• Chief finance officer at Isle of Wight Trust launched financial governance review after KPMG report
  • KPMG warned of “significant lack of commercial expertise” at trust last year
  • Trust’s underlying deficit forecast to be nearly one fifth of income in 2017-18
  • Chiefs say additional finance staff have been recruited since KPMG review

A troubled integrated trust has opened a financial governance review after consultants highlighted an underlying deficit worth more than 15 per cent of the organisation’s income.

Isle of Wight Trust, the only English trust which provides acute, community, mental health, and ambulance services, launched the review after commissioning KPMG in the summer of 2017 to provide “an assessment” of their underlying deficit.

KPMG’s two consultants found the trust, which was placed in special measures in April 2017, was on course for an underlying deficit of £27m for the 2017-18 financial year.

They highlighted a “significant lack of commercial expertise” at the £171m income trust and warned it did not have the “right critical success factors for a successful turnaround”.

Pay and non-pay was “not adequately controlled”, the consultants found.

Their findings were included in the report, which was released to HSJ following an eight month Freedom of Information wrangle resulting in the information commissioner ordering the trust to publish the report.

The KPMG report, which cost £57,500, found that while the trust reported a break even position in 2014-15, its underlying deficit in that year and the following year was £12m.

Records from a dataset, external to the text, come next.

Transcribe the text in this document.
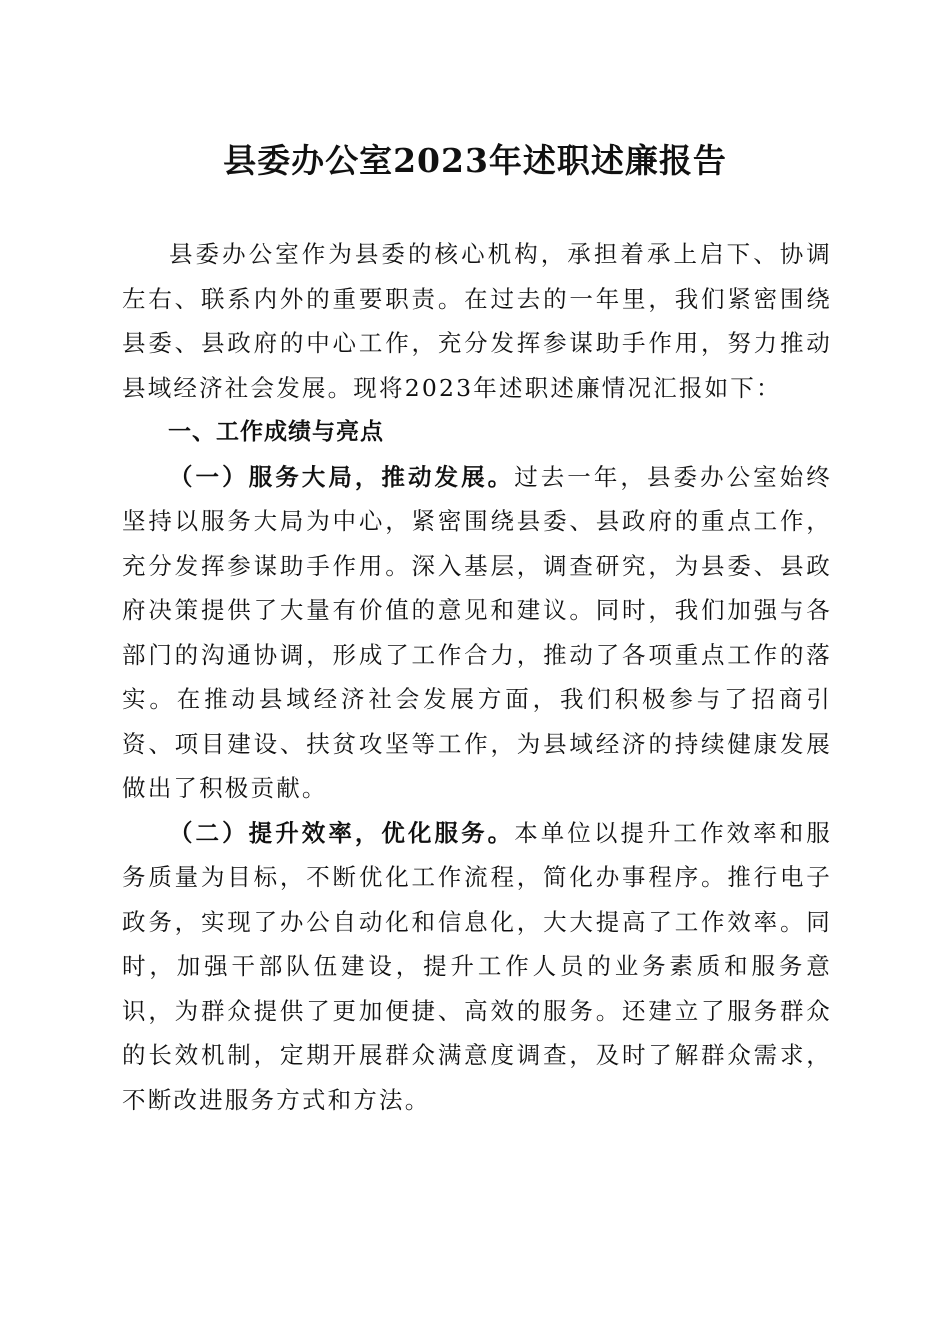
县委办公室2023年述职述廉报告

县委办公室作为县委的核心机构，承担着承上启下、协调左右、联系内外的重要职责。在过去的一年里，我们紧密围绕县委、县政府的中心工作，充分发挥参谋助手作用，努力推动县域经济社会发展。现将2023年述职述廉情况汇报如下：

一、工作成绩与亮点

（一）服务大局，推动发展。过去一年，县委办公室始终坚持以服务大局为中心，紧密围绕县委、县政府的重点工作，充分发挥参谋助手作用。深入基层，调查研究，为县委、县政府决策提供了大量有价值的意见和建议。同时，我们加强与各部门的沟通协调，形成了工作合力，推动了各项重点工作的落实。在推动县域经济社会发展方面，我们积极参与了招商引资、项目建设、扶贫攻坚等工作，为县域经济的持续健康发展做出了积极贡献。

（二）提升效率，优化服务。本单位以提升工作效率和服务质量为目标，不断优化工作流程，简化办事程序。推行电子政务，实现了办公自动化和信息化，大大提高了工作效率。同时，加强干部队伍建设，提升工作人员的业务素质和服务意识，为群众提供了更加便捷、高效的服务。还建立了服务群众的长效机制，定期开展群众满意度调查，及时了解群众需求，不断改进服务方式和方法。
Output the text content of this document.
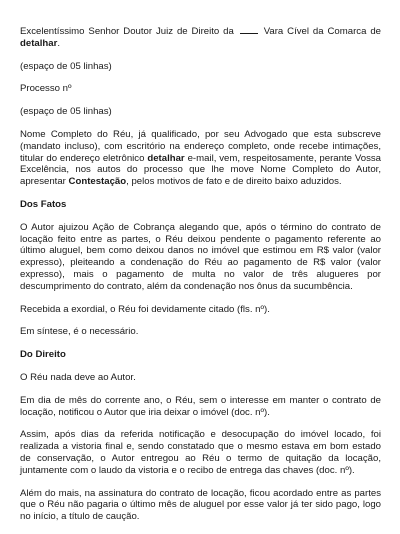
Excelentíssimo Senhor Doutor Juiz de Direito da	Vara Cível da Comarca de detalhar.

(espaço de 05 linhas)

Processo nº

(espaço de 05 linhas)

Nome Completo do Réu, já qualificado, por seu Advogado que esta subscreve (mandato incluso), com escritório na endereço completo, onde recebe intimações, titular do endereço eletrônico detalhar e-mail, vem, respeitosamente, perante Vossa Excelência, nos autos do processo que lhe move Nome Completo do Autor, apresentar Contestação, pelos motivos de fato e de direito baixo aduzidos.

Dos Fatos

O Autor ajuizou Ação de Cobrança alegando que, após o término do contrato de locação feito entre as partes, o Réu deixou pendente o pagamento referente ao último aluguel, bem como deixou danos no imóvel que estimou em R$ valor (valor expresso), pleiteando a condenação do Réu ao pagamento de R$ valor (valor expresso), mais o pagamento de multa no valor de três alugueres por descumprimento do contrato, além da condenação nos ônus da sucumbência.

Recebida a exordial, o Réu foi devidamente citado (fls. nº).

Em síntese, é o necessário.

Do Direito

O Réu nada deve ao Autor.

Em dia de mês do corrente ano, o Réu, sem o interesse em manter o contrato de locação, notificou o Autor que iria deixar o imóvel (doc. nº).

Assim, após dias da referida notificação e desocupação do imóvel locado, foi realizada a vistoria final e, sendo constatado que o mesmo estava em bom estado de conservação, o Autor entregou ao Réu o termo de quitação da locação, juntamente com o laudo da vistoria e o recibo de entrega das chaves (doc. nº).

Além do mais, na assinatura do contrato de locação, ficou acordado entre as partes que o Réu não pagaria o último mês de aluguel por esse valor já ter sido pago, logo no início, a título de caução.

The underlying deficit rose to £17m in 2016-17, and was forecast to increase another £10m in 2017.

In its report, KPMG recommended the trust “reset” its 2017-18 budget in a bid to reduce the underlying deficit.

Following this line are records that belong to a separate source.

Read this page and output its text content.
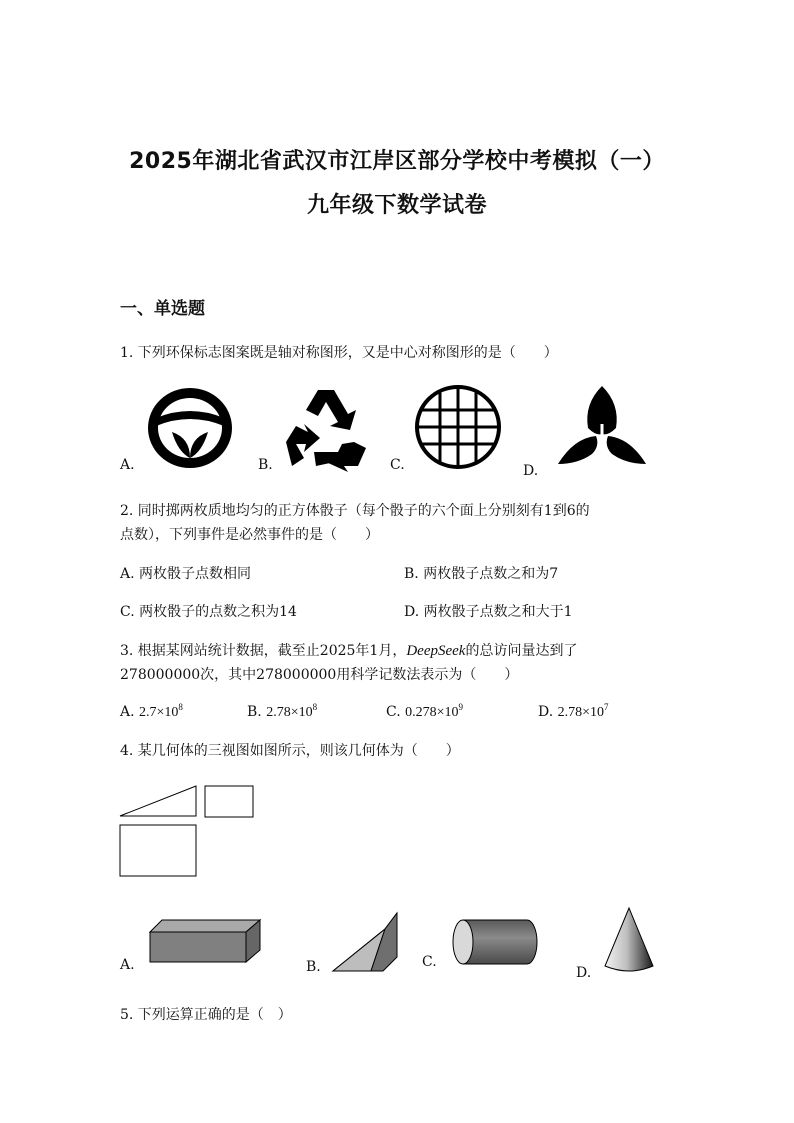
2025年湖北省武汉市江岸区部分学校中考模拟（一）
九年级下数学试卷
一、单选题
1. 下列环保标志图案既是轴对称图形，又是中心对称图形的是（　　）
A.	B.	C.	D.
2. 同时掷两枚质地均匀的正方体骰子（每个骰子的六个面上分别刻有1到6的
点数），下列事件是必然事件的是（　　）
A. 两枚骰子点数相同	B. 两枚骰子点数之和为7
C. 两枚骰子的点数之积为14	D. 两枚骰子点数之和大于1
3. 根据某网站统计数据，截至止2025年1月，DeepSeek的总访问量达到了
278000000次，其中278000000用科学记数法表示为（　　）
A. $2.7\times 10^8$	B. $2.78\times 10^8$	C. $0.278\times 10^9$	D. $2.78\times 10^7$
4. 某几何体的三视图如图所示，则该几何体为（　　）
A.	B.	C.
D.
5. 下列运算正确的是（　）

The trust told HSJ it ended the 2017-18 year with a £23.2m deficit, but has not yet confirmed its underlying deficit for the year.

However, a spokesman said a “financial governance review” had been launched by Darren Cattel, who was appointed director of finance in July 2017. It is unclear who is conducting the review.

The trust’s previous head of finances was Chris Palmer, whose job title was “executive director of financial and human resources”.

The trust has not yet confirmed to HSJ if the financial governance review has been completed. 

KPMG made several recommendations, including:

  • holding clinical business units to account for their budget;
  • strengthening the capabilities and capacity in the CBUs;
  • improving monthly performance management across the trust; and
  • providing greater focus on the “timely development and implementation” of cost improvement programmes.

The trust told HSJ it had accepted it did “not have sufficient capacity to deliver the expected financial improvement at the pace required”.

It continues to receive support from KPMG. A spokesman told HSJ the cost of the consultant’s contract would be covered by “additional savings over and above” the £8m savings target for 2018-19.

“The chief financial officer has also recruited additional staff with commercial skills and experience,” the spokesman added.

The trust has planned a deficit of £17m for 2018-19.